I woke up last Thursday with the eerie kind of "I feel like crap," feeling which I immediately recognized as something more than my usual morning stupor. I knew that I had to go to the doctor. I knew that there was something actually wrong with me, and that something needed medication. Bodies have a way of telling you what you need if you listen closely. Meg used to say that when you went grocery shopping you could hold whatever vegetable in front of your solar plexus, and if your body naturally leaned toward the food, then you were deficient in whatever vitamins or minerals that food would provide. This is, perhaps, my hokey, sounds-like-voodoo interpretation of what the actual technique involved, but I think I got the basic idea. I needed antibiotics for my throat. And I knew it.
I went up the road to the Rapid Medical Center, a vaguely-decorated office on Broadway in Astoria (where I have been twice before in the eight years that I've lived in this neighborhood) and filled out the paperwork -- after learning that they did not take my insurance -- while occasionally staring into the fish tank, which was empty of fish.
I was called back into room number 1 (though I did not see any other rooms along that hallway) where a nurse took my temperature, my blood pressure, and asked general health questions like "Are you allergic to any medications" and "Do you have any diarrhea?" Moments later, the doctor arrived.

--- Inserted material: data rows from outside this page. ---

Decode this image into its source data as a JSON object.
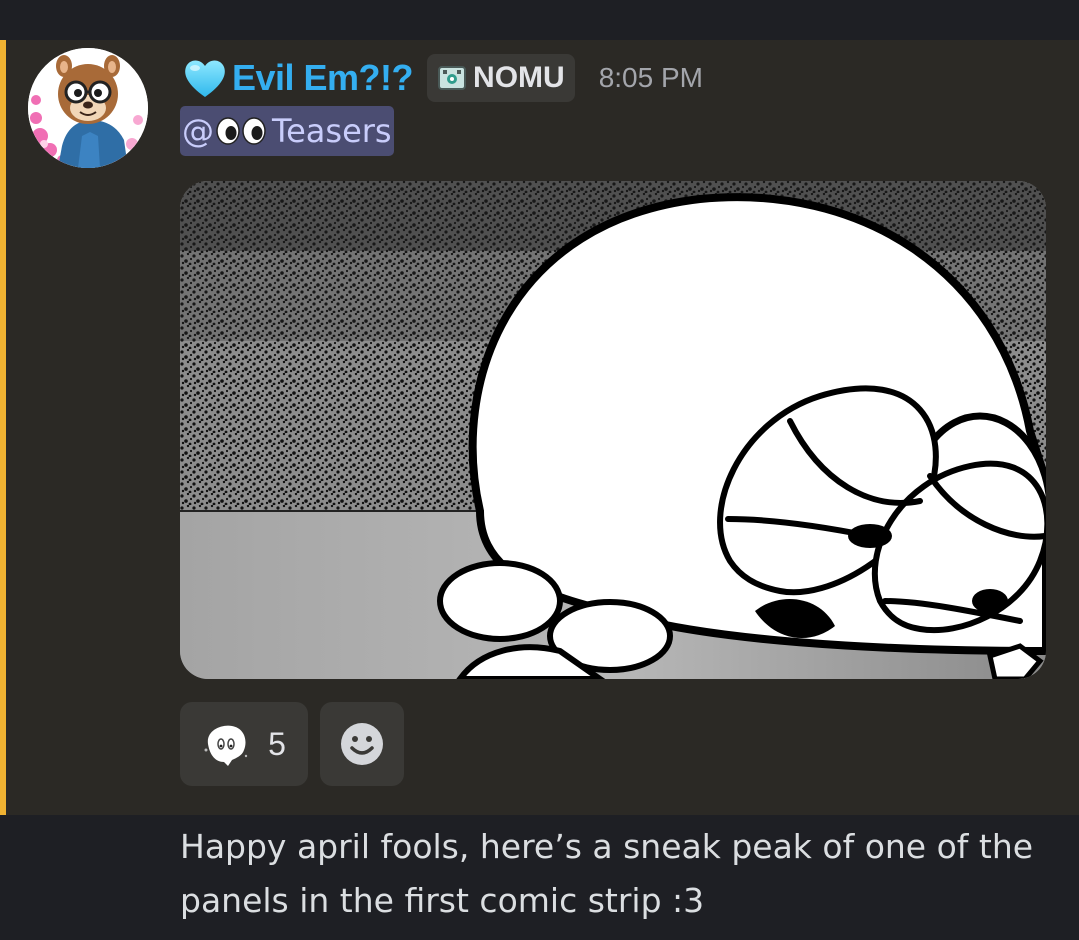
{
  "message": {
    "author": {
      "display_name": "Evil Em?!?",
      "name_color": "#34aef0",
      "name_icon": "light-blue-heart-icon",
      "avatar": "chipmunk-avatar",
      "guild_tag": {
        "icon": "tag-badge-icon",
        "label": "NOMU"
      }
    },
    "timestamp": "8:05 PM",
    "role_mention": {
      "prefix": "@",
      "icon": "eyes-emoji-icon",
      "label": "Teasers"
    },
    "attachment": {
      "description": "comic-panel-image"
    },
    "reactions": [
      {
        "emoji": "ghost-character-emoji",
        "count": "5"
      }
    ],
    "add_reaction_icon": "smiley-face-icon"
  },
  "followup_message": {
    "text": "Happy april fools, here’s a sneak peak of one of the panels in the first comic strip :3"
  },
  "colors": {
    "mention_bar": "#f0b232",
    "highlight_bg": "#2b2925",
    "page_bg": "#1e1f24",
    "role_mention_bg": "#4b4d72",
    "role_mention_text": "#c9cdfb"
  }
}
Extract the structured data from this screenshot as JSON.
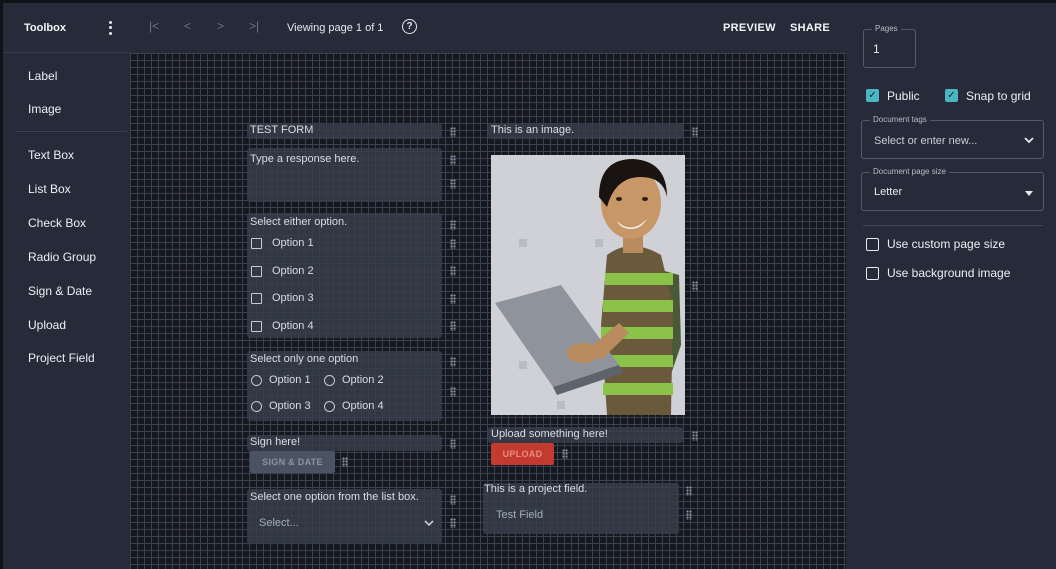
{
  "sidebar": {
    "title": "Toolbox",
    "items": [
      {
        "label": "Label"
      },
      {
        "label": "Image"
      },
      {
        "label": "Text Box"
      },
      {
        "label": "List Box"
      },
      {
        "label": "Check Box"
      },
      {
        "label": "Radio Group"
      },
      {
        "label": "Sign & Date"
      },
      {
        "label": "Upload"
      },
      {
        "label": "Project Field"
      }
    ]
  },
  "topbar": {
    "first_glyph": "|<",
    "prev_glyph": "<",
    "next_glyph": ">",
    "last_glyph": ">|",
    "page_info": "Viewing page 1 of 1",
    "help_glyph": "?",
    "preview_label": "PREVIEW",
    "share_label": "SHARE"
  },
  "form": {
    "title": "TEST FORM",
    "text_box_label": "Type a response here.",
    "checkbox_group": {
      "label": "Select either option.",
      "options": [
        "Option 1",
        "Option 2",
        "Option 3",
        "Option 4"
      ]
    },
    "radio_group": {
      "label": "Select only one option",
      "options": [
        "Option 1",
        "Option 2",
        "Option 3",
        "Option 4"
      ]
    },
    "sign": {
      "label": "Sign here!",
      "button": "SIGN & DATE"
    },
    "list_box": {
      "label": "Select one option from the list box.",
      "placeholder": "Select..."
    },
    "image_label": "This is an image.",
    "upload": {
      "label": "Upload something here!",
      "button": "UPLOAD"
    },
    "project_field": {
      "label": "This is a project field.",
      "value": "Test Field"
    }
  },
  "panel": {
    "pages_label": "Pages",
    "pages_value": "1",
    "public_label": "Public",
    "public_checked": true,
    "snap_label": "Snap to grid",
    "snap_checked": true,
    "tags_label": "Document tags",
    "tags_placeholder": "Select or enter new...",
    "page_size_label": "Document page size",
    "page_size_value": "Letter",
    "custom_size_label": "Use custom page size",
    "custom_size_checked": false,
    "bg_image_label": "Use background image",
    "bg_image_checked": false
  },
  "colors": {
    "accent": "#4bb5c1",
    "upload_red": "#c23b2e",
    "panel_bg": "#252b38",
    "canvas_bg": "#15191f"
  }
}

He is a large Chinese man, with thick glasses and an equally thick accent. He proceeded to again ask me the same series of questions that the nurse asked, putting check marks beside what she had written, as if to clarify that my answers had not changed in the last two minutes. Then after listening to my breathing through the stethoscope and looking into my ears, nose and throat, he began sketching something on the paper. He turned the clipboard around to show me a rough drawing of a man, basically just a torso with a head, and then he circled the entire chest with a red pen. "See this," he said. And then he drew an arrow pointing to the throat. "This is what is wrong with you," he said.
My first thought was, of course, "Well, yes, I could have told you that." But I sat patiently while he scrawled the customary impossible-to-read prescription for antibiotics and a cough syrup with antihistimine. The entire experience only reconfirmed my instinct that -- in some cases -- we should be able to prescribe medication for ourselves. Or, for each other, as needed.
While layed-up I watched Kinsey, Born Into Brothels, the last few episodes of season four of Six Feet Under, and several hours of television. I also managed to see Shopgirl in the actual movie theater.